Last year, months after the shooting death of Trayvon Martin, 17 year-old Jordan Davis was shot and killed by Michael Dunn in Florida. Davis was at a gas station when Dunn began to complain that the music he was playing in his car was too loud.

Dunn told police that he asked Davis to turn down their music, but heard threats from the teens and allegedly saw a gun in their car.  According to police officials, “there were three words exchanged” before Dunn pulled out his weapon and began to fire at Davis’ car. Police found about nine bullet holes in his car. Davis, who was in the backseat, was shot several times.  Police never found a weapon in the car Davis was in.

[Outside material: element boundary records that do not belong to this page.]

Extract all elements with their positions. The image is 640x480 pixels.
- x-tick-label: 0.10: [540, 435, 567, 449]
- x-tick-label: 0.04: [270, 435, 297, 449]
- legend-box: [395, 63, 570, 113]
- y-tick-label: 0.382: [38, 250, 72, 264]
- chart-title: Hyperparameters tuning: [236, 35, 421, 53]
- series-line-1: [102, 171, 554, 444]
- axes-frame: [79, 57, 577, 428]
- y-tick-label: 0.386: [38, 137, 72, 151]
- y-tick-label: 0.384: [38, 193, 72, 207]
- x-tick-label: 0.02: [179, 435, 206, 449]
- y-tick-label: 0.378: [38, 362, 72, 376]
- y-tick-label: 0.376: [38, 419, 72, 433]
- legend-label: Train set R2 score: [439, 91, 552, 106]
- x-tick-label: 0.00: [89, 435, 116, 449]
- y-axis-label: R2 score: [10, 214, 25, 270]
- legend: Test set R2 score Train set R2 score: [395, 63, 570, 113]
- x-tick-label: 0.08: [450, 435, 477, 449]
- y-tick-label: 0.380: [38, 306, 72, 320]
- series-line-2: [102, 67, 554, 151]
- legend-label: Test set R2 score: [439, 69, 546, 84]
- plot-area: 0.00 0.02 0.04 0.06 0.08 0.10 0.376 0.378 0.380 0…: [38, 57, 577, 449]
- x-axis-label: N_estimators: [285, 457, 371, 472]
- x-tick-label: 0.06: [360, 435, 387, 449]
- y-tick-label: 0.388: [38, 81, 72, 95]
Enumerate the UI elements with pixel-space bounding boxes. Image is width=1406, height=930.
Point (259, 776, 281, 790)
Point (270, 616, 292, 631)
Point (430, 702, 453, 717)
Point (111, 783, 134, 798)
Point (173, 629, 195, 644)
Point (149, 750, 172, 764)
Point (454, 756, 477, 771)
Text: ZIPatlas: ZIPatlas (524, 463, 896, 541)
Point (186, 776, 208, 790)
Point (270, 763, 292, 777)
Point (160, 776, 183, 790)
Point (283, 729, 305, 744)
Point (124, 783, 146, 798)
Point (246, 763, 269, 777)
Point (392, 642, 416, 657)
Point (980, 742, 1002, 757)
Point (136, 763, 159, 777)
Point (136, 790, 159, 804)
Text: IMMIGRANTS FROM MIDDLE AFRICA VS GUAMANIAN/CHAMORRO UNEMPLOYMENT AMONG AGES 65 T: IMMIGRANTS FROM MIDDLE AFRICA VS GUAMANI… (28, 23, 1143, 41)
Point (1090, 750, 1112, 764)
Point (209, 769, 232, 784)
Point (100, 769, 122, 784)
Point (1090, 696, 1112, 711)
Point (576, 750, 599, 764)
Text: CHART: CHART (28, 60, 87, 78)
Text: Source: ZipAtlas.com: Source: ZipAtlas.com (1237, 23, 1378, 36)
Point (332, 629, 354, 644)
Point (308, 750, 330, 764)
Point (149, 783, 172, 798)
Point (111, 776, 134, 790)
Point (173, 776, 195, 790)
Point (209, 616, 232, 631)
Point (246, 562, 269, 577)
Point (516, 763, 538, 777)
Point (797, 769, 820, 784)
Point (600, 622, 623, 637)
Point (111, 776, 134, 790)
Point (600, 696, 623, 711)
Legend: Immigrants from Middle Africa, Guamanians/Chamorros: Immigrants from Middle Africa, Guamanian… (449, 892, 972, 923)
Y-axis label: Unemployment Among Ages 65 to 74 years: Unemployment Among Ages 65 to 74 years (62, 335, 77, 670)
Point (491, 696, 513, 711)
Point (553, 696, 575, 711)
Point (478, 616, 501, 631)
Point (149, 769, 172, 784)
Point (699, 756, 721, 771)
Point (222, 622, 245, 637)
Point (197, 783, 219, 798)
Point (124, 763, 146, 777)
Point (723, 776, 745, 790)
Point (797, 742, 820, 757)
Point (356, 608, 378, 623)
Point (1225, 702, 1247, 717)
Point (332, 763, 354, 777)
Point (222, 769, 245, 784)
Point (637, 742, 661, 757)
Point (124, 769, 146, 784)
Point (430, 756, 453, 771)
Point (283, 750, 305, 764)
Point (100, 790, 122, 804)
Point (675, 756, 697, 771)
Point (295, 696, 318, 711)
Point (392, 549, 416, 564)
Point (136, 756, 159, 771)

“Our suspect produced a weapon and started firing into the vehicle. Our victim was shot a couple of times,” Jacksonville homicide Lt. Rob Schoonover told the Florida Times-Union. “ … They were listening to the music. It was loud; they [other teens] admitted that. But I mean that is not a reason for someone to open fire on them.”

After his arrest, police officials said that Dunn said he “felt threatened and that is the reason he took action.”

Dunn was charged with first-degree murder in Davis’ death and also faces three counts of attempted first-degree murder for shooting at the three others in the vehicle. He has pleaded not guilty.

Dunn’s attorney, Robin Lemonidis, told CNN that her client was reacting to what he said was a gun being drawn.

“When all the evidence has been flushed out, I believe that it will be extremely clear that Mr. Dunn acted as any responsible firearm owner would have under the same circumstances,” Lemonidis said.

John Phillips is the Jacksonville attorney representing Davis’ family.

“Since day one, I have said this is a case about hate more than race. It is about respect for the person next to you. Some do not value life because of different races, lifestyle choices, religions and a host of other ignorant reasons,” Phillips said.

“However, Jordan was someone’s beloved son, best friend, student and beloved boyfriend. It is a case about whether someone has a legal right to be blinded by irrational fear and hate — and take a life,” he said.

State Attorney Angela Corey, who was the prosecutor in the Zimmerman trial, is also the prosecutor for this case.

Jury selection begins this morning at 9 a.m.